Un estudio internacional publicado en la revista científica Nature Communications demostró que actividades creativas como bailar tango, pintar, tocar instrumentos musicales o jugar videojuegos pueden retrasar el envejecimiento cerebral. Especialistas aplicaron “relojes cerebrales” desarrollados sobre modelos de aprendizaje automático y analizaron datos de neuroimagen de más de 1.400 personas de 13 países. Los resultados identificaron que quienes mantienen estas prácticas de manera constante presentan cerebros “más jóvenes” en términos biológicos, incluso si se trata de personas que empiezan recientemente una afición nueva.
El efecto observado fue especialmente notable en los bailarines de tango: sus cerebros resultaron ser, en promedio, siete años más jóvenes que su edad cronológica. Se identificaron los mayores beneficios en la región frontoparietal, un área clave en la toma de decisiones y la memoria de trabajo, comúnmente afectada por el envejecimiento. Investigaciones previas ya habían relacionado estas regiones cerebrales con la función ejecutiva y la coordinación.
El estudio estuvo encabezado por Agustín Ibáñez (Universidad Adolfo Ibáñez de Chile y Trinity College Dublin) y Carlos Coronel-Oliveros (Global Brain Health Institute, centro académico internacional dedicado a la promoción y la investigación en salud cerebral). Entre los hallazgos, se detalla que también existió una mejora marcada en la conectividad cerebral vinculada al ritmo, el movimiento y la coordinación motora en los participantes con más experiencia en actividades creativas.
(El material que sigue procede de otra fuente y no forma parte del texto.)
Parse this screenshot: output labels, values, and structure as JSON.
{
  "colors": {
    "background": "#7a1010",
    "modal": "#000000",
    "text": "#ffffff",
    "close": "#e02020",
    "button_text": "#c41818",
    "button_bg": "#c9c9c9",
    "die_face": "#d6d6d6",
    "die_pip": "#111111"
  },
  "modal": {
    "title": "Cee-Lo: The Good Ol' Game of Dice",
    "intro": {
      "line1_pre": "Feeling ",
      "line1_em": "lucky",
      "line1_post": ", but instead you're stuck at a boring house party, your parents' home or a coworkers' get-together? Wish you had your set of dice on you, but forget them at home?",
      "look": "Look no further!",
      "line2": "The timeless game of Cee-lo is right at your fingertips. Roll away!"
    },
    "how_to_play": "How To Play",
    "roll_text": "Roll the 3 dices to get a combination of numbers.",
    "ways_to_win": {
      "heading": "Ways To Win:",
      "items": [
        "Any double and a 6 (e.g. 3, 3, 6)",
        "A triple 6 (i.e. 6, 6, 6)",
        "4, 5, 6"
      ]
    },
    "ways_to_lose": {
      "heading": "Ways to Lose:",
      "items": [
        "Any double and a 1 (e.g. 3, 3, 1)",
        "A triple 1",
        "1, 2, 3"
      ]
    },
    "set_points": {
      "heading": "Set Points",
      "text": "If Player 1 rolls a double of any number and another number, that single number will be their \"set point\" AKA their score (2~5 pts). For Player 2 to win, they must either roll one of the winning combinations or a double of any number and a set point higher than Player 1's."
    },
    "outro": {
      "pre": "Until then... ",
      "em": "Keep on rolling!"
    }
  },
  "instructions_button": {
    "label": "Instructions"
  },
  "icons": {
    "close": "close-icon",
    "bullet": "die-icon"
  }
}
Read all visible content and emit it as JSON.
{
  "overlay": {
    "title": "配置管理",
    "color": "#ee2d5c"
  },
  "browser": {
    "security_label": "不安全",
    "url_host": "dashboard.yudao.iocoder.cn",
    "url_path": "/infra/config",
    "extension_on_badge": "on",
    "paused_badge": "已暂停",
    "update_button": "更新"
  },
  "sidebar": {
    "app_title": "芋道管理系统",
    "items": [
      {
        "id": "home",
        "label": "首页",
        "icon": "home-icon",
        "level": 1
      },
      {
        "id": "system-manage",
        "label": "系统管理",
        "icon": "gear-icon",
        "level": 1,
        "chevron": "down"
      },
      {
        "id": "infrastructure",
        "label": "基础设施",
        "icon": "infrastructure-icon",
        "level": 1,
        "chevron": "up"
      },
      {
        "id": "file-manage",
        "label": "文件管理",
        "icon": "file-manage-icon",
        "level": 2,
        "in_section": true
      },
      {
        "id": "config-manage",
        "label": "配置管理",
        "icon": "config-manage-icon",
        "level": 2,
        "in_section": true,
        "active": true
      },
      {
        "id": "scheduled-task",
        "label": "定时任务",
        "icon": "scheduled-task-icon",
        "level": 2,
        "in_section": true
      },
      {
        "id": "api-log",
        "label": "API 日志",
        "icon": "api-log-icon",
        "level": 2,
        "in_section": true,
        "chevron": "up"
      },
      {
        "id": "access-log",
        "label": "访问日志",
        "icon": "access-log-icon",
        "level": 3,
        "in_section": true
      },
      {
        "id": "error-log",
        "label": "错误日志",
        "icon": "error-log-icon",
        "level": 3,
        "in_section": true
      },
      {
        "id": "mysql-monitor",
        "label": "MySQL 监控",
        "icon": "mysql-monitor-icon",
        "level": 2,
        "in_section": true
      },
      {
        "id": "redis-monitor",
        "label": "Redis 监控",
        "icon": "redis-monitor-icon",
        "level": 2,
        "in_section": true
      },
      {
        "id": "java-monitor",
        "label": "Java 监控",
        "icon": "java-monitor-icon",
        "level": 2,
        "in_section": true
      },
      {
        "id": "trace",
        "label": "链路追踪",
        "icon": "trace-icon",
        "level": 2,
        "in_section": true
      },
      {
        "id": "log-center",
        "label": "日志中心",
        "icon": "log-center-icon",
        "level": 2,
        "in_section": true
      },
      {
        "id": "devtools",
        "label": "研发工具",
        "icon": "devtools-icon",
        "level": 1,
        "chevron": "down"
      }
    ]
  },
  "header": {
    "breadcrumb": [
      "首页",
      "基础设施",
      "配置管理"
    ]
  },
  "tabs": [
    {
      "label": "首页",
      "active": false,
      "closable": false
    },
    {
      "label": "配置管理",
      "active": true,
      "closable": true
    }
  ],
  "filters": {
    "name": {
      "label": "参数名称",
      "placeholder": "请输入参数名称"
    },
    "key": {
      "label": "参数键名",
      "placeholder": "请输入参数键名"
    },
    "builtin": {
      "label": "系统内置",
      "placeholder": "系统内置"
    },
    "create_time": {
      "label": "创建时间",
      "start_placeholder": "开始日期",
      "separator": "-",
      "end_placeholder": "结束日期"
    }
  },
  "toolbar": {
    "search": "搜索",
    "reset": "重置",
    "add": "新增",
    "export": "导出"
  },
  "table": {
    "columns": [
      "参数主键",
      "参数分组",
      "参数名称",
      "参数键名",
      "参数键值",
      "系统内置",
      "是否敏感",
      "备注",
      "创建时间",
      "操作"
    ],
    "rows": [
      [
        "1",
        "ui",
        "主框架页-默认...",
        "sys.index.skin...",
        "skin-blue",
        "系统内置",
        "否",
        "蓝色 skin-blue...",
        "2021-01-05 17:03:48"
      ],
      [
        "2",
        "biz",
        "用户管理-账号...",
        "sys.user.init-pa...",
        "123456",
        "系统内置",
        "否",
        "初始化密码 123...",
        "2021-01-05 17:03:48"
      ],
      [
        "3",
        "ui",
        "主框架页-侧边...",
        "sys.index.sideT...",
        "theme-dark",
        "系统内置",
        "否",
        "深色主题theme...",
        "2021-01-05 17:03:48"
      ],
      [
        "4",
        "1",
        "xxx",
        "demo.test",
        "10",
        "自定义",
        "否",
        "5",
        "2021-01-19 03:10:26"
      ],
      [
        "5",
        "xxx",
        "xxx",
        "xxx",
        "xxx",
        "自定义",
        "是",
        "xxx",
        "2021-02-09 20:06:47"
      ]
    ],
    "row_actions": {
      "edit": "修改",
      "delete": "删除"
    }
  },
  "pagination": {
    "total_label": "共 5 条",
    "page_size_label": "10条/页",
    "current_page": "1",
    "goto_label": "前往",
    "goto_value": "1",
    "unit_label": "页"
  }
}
El análisis incluyó intervenciones de corta duración: voluntarios que aprendieron a jugar al videojuego StarCraft II también experimentaron una reducción de la edad cerebral y una mejora de la atención, según informaron los autores.
Separación de efectos y mecanismos

Además de los resultados respecto al tango, la investigación comprobó que la regularidad y la intensidad en el compromiso creativo favorecen la plasticidad cerebral. Los especialistas sugieren que la adquisición de nuevos conocimientos y destrezas, incluso en etapas adultas, contribuye al fortalecimiento de redes neuronales. Esto se reflejó en los escáneres realizados, donde se observó un aumento de conexiones en las áreas involucradas en el procesamiento de estímulos motores y musicales.
Los investigadores destacaron la importancia del aprendizaje creativo a lo largo de todo el ciclo vital. Indican que no es necesario contar con experiencia previa para estimular la juventud biológica del cerebro: los cambios positivos se evidenciaron incluso en personas que comenzaron con ejercicios artísticos recientemente.
La región frontoparietal mencionada, central en la toma de decisiones y la memoria de trabajo, fue especialmente sensible al impacto positivo de las actividades creativas. Esta mejora repercute en funciones esenciales para la vida diaria, como la planificación y la resolución de problemas, detalló el equipo de investigación.
Los voluntarios que participaron en tareas vinculadas a la música y la pintura también mostraron señales de rejuvenecimiento cerebral, lo que sugiere que los beneficios no se limitan a una sola modalidad artística.
Potenciales aplicaciones y recomendaciones

El enfoque del estudio considera que las habilidades creativas pueden tener efectos similares en la salud cerebral a los de intervenciones ampliamente promovidas, como el ejercicio físico regular y las dietas balanceadas. En palabras de los autores, “la creatividad podría recomendarse como una estrategia pública de bajo costo para proteger la salud cerebral a lo largo de la vida, al igual que el ejercicio físico o una dieta equilibrada”.
La aplicación de modelos de aprendizaje automático permitió medir la edad biológica del cerebro con métricas objetivas. Los datos recogidos podrían contribuir, en el futuro, al desarrollo de programas de prevención y promoción de la salud neurocognitiva en personas adultas y mayores.
El liderazgo de Agustín Ibáñez y Carlos Coronel-Oliveros, vinculados a la Universidad Adolfo Ibáñez de Chile, Trinity College Dublin y el Global Brain Health Institute, es clave para la solidez de estos hallazgos. El respaldo de estas instituciones académicas y científicas refuerza el valor de la evidencia generada.
El estudio amplía la conversación sobre la importancia de las actividades artísticas y lúdicas en la calidad de vida y el bienestar cognitivo, aportando herramientas para políticas públicas centradas en la promoción de la creatividad y el aprendizaje continuo.